The bottom of the baby’s pink pj’s was soaked. Ella laid her on a towel on the kitchen table and removed the diaper, wiped the infant clean, then pulled Owen’s purple shirt over her little head. As she’d figured, it was huge, but at least dry.

Next, she held the still-squalling baby on her hip while she tested the formula’s temp. Perfect.

Ella cradled the baby, holding the bottle to her pursed lips. Rather than latching on, she seemed confused. It took the tiny creature a few minutes to figure out what to do. Probably a sign that she was used to being breastfed. Putting her pinkie to the infant’s lips, Ella found that she’d suckle that. Placing the nipple alongside her finger, she tried tricking the infant into thinking she was back with her mom. Luckily, the poor thing must’ve been hungry enough that the ruse worked. The wailing stopped—and was replaced by near-desperate suckling.

“Whew,” Oliver said, wiping his brow. “I didn’t think she’d ever shut up.”

“She must’ve been starving.” Ella stroked the girl’s blond tufts of downy hair. “Now, how about you gentlemen tell me how you got this angel?”

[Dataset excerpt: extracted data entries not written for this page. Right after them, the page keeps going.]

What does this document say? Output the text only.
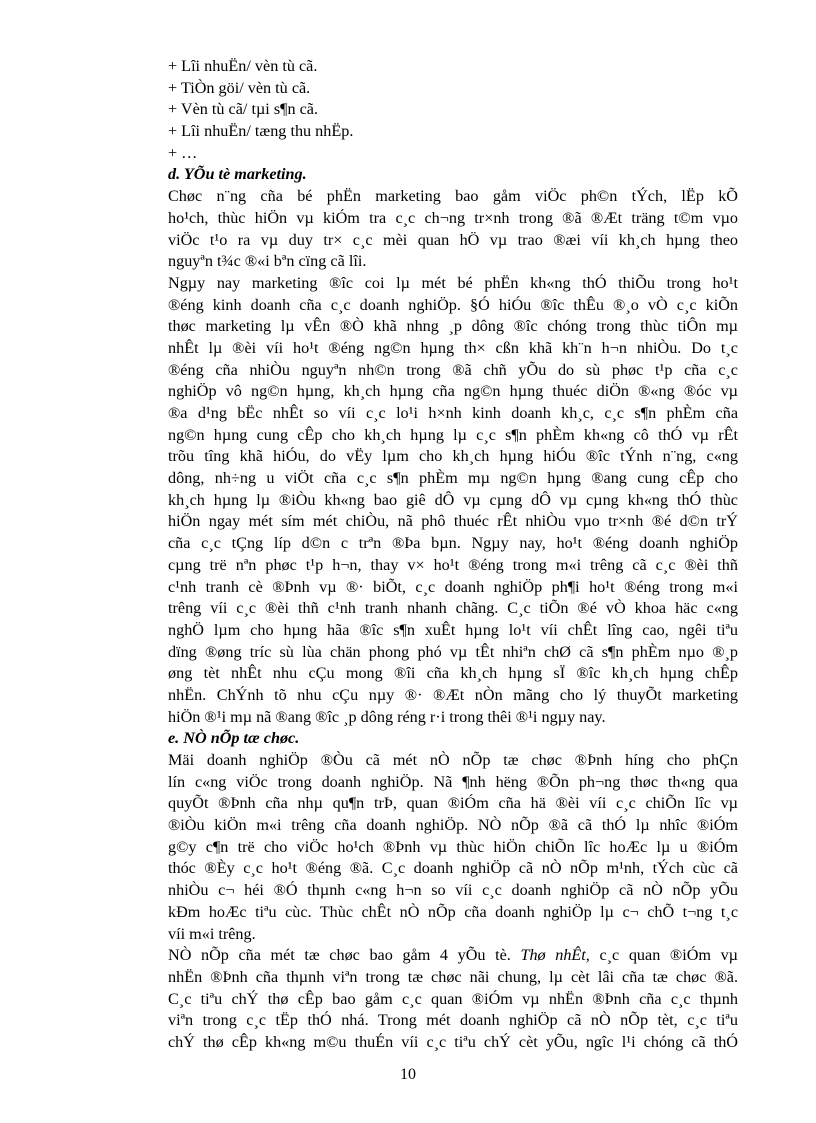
+ Lîi nhuËn/ vèn tù cã.
+ TiÒn göi/ vèn tù cã.
+ Vèn tù cã/ tµi s¶n cã.
+ Lîi nhuËn/ tæng thu nhËp.
+ …
d. YÕu tè marketing.
Chøc n¨ng cña bé phËn marketing bao gåm viÖc ph©n tÝch, lËp kÕ
ho¹ch, thùc hiÖn vµ kiÓm tra c¸c ch¬ng tr×nh trong ®ã ®Æt träng t©m vµo
viÖc t¹o ra vµ duy tr× c¸c mèi quan hÖ vµ trao ®æi víi kh¸ch hµng theo
nguyªn t¾c ®«i bªn cïng cã lîi.
Ngµy nay marketing ®îc coi lµ mét bé phËn kh«ng thÓ thiÕu trong ho¹t
®éng kinh doanh cña c¸c doanh nghiÖp. §Ó hiÓu ®îc thÊu ®¸o vÒ c¸c kiÕn
thøc marketing lµ vÊn ®Ò khã nhng ¸p dông ®îc chóng trong thùc tiÔn mµ
nhÊt lµ ®èi víi ho¹t ®éng ng©n hµng th× cßn khã kh¨n h¬n nhiÒu. Do t¸c
®éng cña nhiÒu nguyªn nh©n trong ®ã chñ yÕu do sù phøc t¹p cña c¸c
nghiÖp vô ng©n hµng, kh¸ch hµng cña ng©n hµng thuéc diÖn ®«ng ®óc vµ
®a d¹ng bËc nhÊt so víi c¸c lo¹i h×nh kinh doanh kh¸c, c¸c s¶n phÈm cña
ng©n hµng cung cÊp cho kh¸ch hµng lµ c¸c s¶n phÈm kh«ng cô thÓ vµ rÊt
trõu tîng khã hiÓu, do vËy lµm cho kh¸ch hµng hiÓu ®îc tÝnh n¨ng, c«ng
dông, nh÷ng u viÖt cña c¸c s¶n phÈm mµ ng©n hµng ®ang cung cÊp cho
kh¸ch hµng lµ ®iÒu kh«ng bao giê dÔ vµ cµng dÔ vµ cµng kh«ng thÓ thùc
hiÖn ngay mét sím mét chiÒu, nã phô thuéc rÊt nhiÒu vµo tr×nh ®é d©n trÝ
cña c¸c tÇng líp d©n c trªn ®Þa bµn. Ngµy nay, ho¹t ®éng doanh nghiÖp
cµng trë nªn phøc t¹p h¬n, thay v× ho¹t ®éng trong m«i trêng cã c¸c ®èi thñ
c¹nh tranh cè ®Þnh vµ ®· biÕt, c¸c doanh nghiÖp ph¶i ho¹t ®éng trong m«i
trêng víi c¸c ®èi thñ c¹nh tranh nhanh chãng. C¸c tiÕn ®é vÒ khoa häc c«ng
nghÖ lµm cho hµng hãa ®îc s¶n xuÊt hµng lo¹t víi chÊt lîng cao, ngêi tiªu
dïng ®øng tríc sù lùa chän phong phó vµ tÊt nhiªn chØ cã s¶n phÈm nµo ®¸p
øng tèt nhÊt nhu cÇu mong ®îi cña kh¸ch hµng sÏ ®îc kh¸ch hµng chÊp
nhËn. ChÝnh tõ nhu cÇu nµy ®· ®Æt nÒn mãng cho lý thuyÕt marketing
hiÖn ®¹i mµ nã ®ang ®îc ¸p dông réng r·i trong thêi ®¹i ngµy nay.
e. NÒ nÕp tæ chøc.
Mäi doanh nghiÖp ®Òu cã mét nÒ nÕp tæ chøc ®Þnh híng cho phÇn
lín c«ng viÖc trong doanh nghiÖp. Nã ¶nh hëng ®Õn ph¬ng thøc th«ng qua
quyÕt ®Þnh cña nhµ qu¶n trÞ, quan ®iÓm cña hä ®èi víi c¸c chiÕn lîc vµ
®iÒu kiÖn m«i trêng cña doanh nghiÖp. NÒ nÕp ®ã cã thÓ lµ nhîc ®iÓm
g©y c¶n trë cho viÖc ho¹ch ®Þnh vµ thùc hiÖn chiÕn lîc hoÆc lµ u ®iÓm
thóc ®Èy c¸c ho¹t ®éng ®ã. C¸c doanh nghiÖp cã nÒ nÕp m¹nh, tÝch cùc cã
nhiÒu c¬ héi ®Ó thµnh c«ng h¬n so víi c¸c doanh nghiÖp cã nÒ nÕp yÕu
kÐm hoÆc tiªu cùc. Thùc chÊt nÒ nÕp cña doanh nghiÖp lµ c¬ chÕ t¬ng t¸c
víi m«i trêng.
NÒ nÕp cña mét tæ chøc bao gåm 4 yÕu tè. Thø nhÊt, c¸c quan ®iÓm vµ
nhËn ®Þnh cña thµnh viªn trong tæ chøc nãi chung, lµ cèt lâi cña tæ chøc ®ã.
C¸c tiªu chÝ thø cÊp bao gåm c¸c quan ®iÓm vµ nhËn ®Þnh cña c¸c thµnh
viªn trong c¸c tËp thÓ nhá. Trong mét doanh nghiÖp cã nÒ nÕp tèt, c¸c tiªu
chÝ thø cÊp kh«ng m©u thuÉn víi c¸c tiªu chÝ cèt yÕu, ngîc l¹i chóng cã thÓ
10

JACKSON WOKE SLOWLY, disoriented as to where he was. Splitting his time between the firehouse and home, rarely getting a full night’s rest, he was used to catnapping. But lately, his sleep seemed to come on faster and harder. Deep and dreamless.

He rolled off the sofa, struggling to his feet.

Though he wasn’t the least bit hungry, for Dillon’s sake, he needed to make good on nuking his mom’s meal.

His mother had been a godsend throughout the divorce. When he was on shift at the firehouse, she kept Dillon with her. His mom also saw to it that they ate pretty much three squares a day. There were times Jackson felt ashamed by how dependant upon her he’d become.

“Yo, Dillon!”

When the boy didn’t answer, Jackson assumed he was outside, playing with his friends.

Peering out the front window, he found the moon rising on twilight. A few fireflies hovered above the half-dead lawn, and across the street, Joe Parker’s legs stuck out from under his ’63 Chevy. There were not, however, three boys playing catch or Frisbee or capture the flag.

Frowning, Jackson checked the kitchen, Dillon’s room, the den where they kept the computer, the backyard where the boys staged naval battles in the six-inch-deep plastic pool. His son occupied none of his usual haunts.

Jackson was just picking up the phone to see if Dillon had gone to his folks’ place when the doorbell rang. He hightailed it that way to see the shadowy figure of a woman behind the screen.

Upon closer inspection, he recognized Ella Garvey.